Entretanto, o que vimos até aqui, com certeza não é tudo. Uma das suas grandes absurdidades, mas praticadas também por outros políticos de caráter duvidoso, é invocar o nome da democracia para realizar suas ações exatamente contra este sistema político e, por extensão, contra o estado democrático de direto e a sociedade. São ações quase sempre para beneficiar interesses de grupos econômicos, financeiros que, de forma clandestina, lesam o estado e financiam campanhas desses políticos. Esses cidadãos simplesmente ludibriam a população do seu país. Aliás, aqui, até por uma questão de justiça, quero registrar que esta prática achincalhante não é nada original. A grande maioria dos políticos incompetentes, oportunistas e sem projeto político para exercer um cargo no poder Executivo usa desse mesmo ardil, dessa mesma artimanha. Em nome da democracia, do livre arbítrio, da defesa dos interesses do estado e da sociedade, este impostor, impudicamente, pratica as maiores atrocidades contra a própria democracia, a população e tenta convencê-la dos benefícios do seu grande ato.

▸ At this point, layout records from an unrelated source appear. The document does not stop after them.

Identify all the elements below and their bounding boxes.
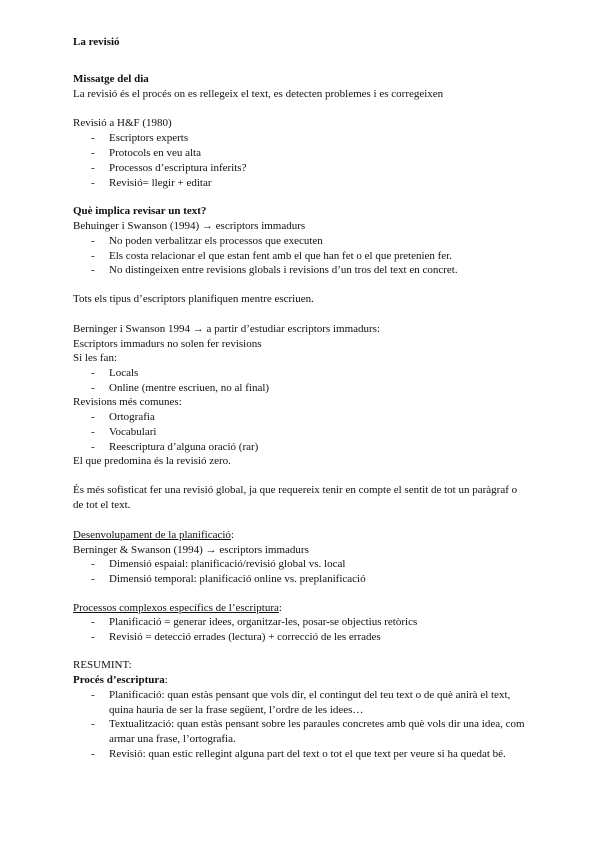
- paragraph: Berninger i Swanson 1994 → a partir d’estudiar escriptors immadurs:: [73, 323, 381, 335]
- section-heading: Què implica revisar un text?: [73, 205, 207, 217]
- list-item: - Vocabulari: [91, 426, 157, 438]
- list-item: - Revisió: quan estic rellegint alguna part del text o tot el que text per veure si ha quedat bé.: [91, 748, 506, 760]
- list-item: - No distingeixen entre revisions globals i revisions d’un tros del text en concret.: [91, 264, 458, 276]
- list-item: - Textualització: quan estàs pensant sobre les paraules concretes amb què vols dir una idea, com: [91, 718, 525, 730]
- document-title: La revisió: [73, 36, 120, 48]
- list-item: - Online (mentre escriuen, no al final): [91, 382, 270, 394]
- list-item-continuation: quina hauria de ser la frase següent, l’ordre de les idees…: [109, 704, 364, 716]
- list-item: - No poden verbalitzar els processos que executen: [91, 235, 323, 247]
- list-item: - Els costa relacionar el que estan fent amb el que han fet o el que pretenien fer.: [91, 250, 452, 262]
- list-item: - Revisió = detecció errades (lectura) + correcció de les errades: [91, 631, 381, 643]
- list-item: - Escriptors experts: [91, 132, 189, 144]
- list-item: - Dimensió espaial: planificació/revisió global vs. local: [91, 558, 346, 570]
- paragraph: Berninger & Swanson (1994) → escriptors immadurs: [73, 544, 309, 556]
- paragraph: El que predomina és la revisió zero.: [73, 455, 231, 467]
- list-item: - Reescriptura d’alguna oració (rar): [91, 441, 259, 453]
- list-item: - Dimensió temporal: planificació online vs. preplanificació: [91, 573, 366, 585]
- list-item-continuation: armar una frase, l’ortografia.: [109, 733, 236, 745]
- section-heading: RESUMINT:: [73, 659, 132, 671]
- subheading: Procés d’escriptura:: [73, 674, 168, 686]
- list-item: - Planificació = generar idees, organitzar-les, posar-se objectius retòrics: [91, 616, 418, 628]
- list-item: - Planificació: quan estàs pensant que vols dir, el contingut del teu text o de què anirà el text,: [91, 689, 511, 701]
- list-item: - Revisió= llegir + editar: [91, 177, 212, 189]
- list-item: - Processos d’escriptura inferits?: [91, 162, 247, 174]
- paragraph: Revisió a H&F (1980): [73, 117, 172, 129]
- paragraph: Revisions més comunes:: [73, 396, 182, 408]
- paragraph: És més sofisticat fer una revisió global, ja que requereix tenir en compte el sentit de tot un paràgraf o: [73, 484, 518, 496]
- list-item: - Locals: [91, 367, 139, 379]
- section-heading: Processos complexos específics de l’escriptura:: [73, 602, 282, 614]
- section-heading: Desenvolupament de la planificació:: [73, 529, 234, 541]
- paragraph: Tots els tipus d’escriptors planifiquen mentre escriuen.: [73, 293, 314, 305]
- list-item: - Protocols en veu alta: [91, 147, 201, 159]
- paragraph: Behuinger i Swanson (1994) → escriptors immadurs: [73, 220, 306, 232]
- paragraph: La revisió és el procés on es rellegeix el text, es detecten problemes i es corregeixen: [73, 88, 444, 100]
- paragraph: Si les fan:: [73, 352, 117, 364]
- section-heading: Missatge del dia: [73, 73, 149, 85]
- list-item: - Ortografia: [91, 411, 155, 423]
- paragraph: Escriptors immadurs no solen fer revisions: [73, 338, 262, 350]
- paragraph: de tot el text.: [73, 499, 131, 511]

Não, não, caro leitor, praticar o exercício democrático não é aumentar os problemas sociais, não é subtrair direitos constitucionais do seu povo, não é acachapar ainda mais os desvalidos, não é estimular a injustiça social protegendo os donos do capital em detrimento da grande força de trabalho que, afinal, gera a riqueza do país. Não é nada disso, mas é, lamentavelmente, o que temos visto. A verdade é que todos nós esperamos ansiosamente as novas eleições que se avizinham, com a consciência e a responsabilidade de quem realmente deseja a prática do exercício democrático e a prosperidade de um país que não deve apenas ser “Brasil, país do futuro”, como disse Stefan Zweig em seu livro publicado em 1941. Já temos idade e experiência para sermos um país do presente. O que precisamos, isto sim, é aperfeiçoar sempre nossa democracia e preservá-la contra os impostores, vamos ficar atentos, vamos agir politicamente, mas dentro das quatro linhas da Constituição.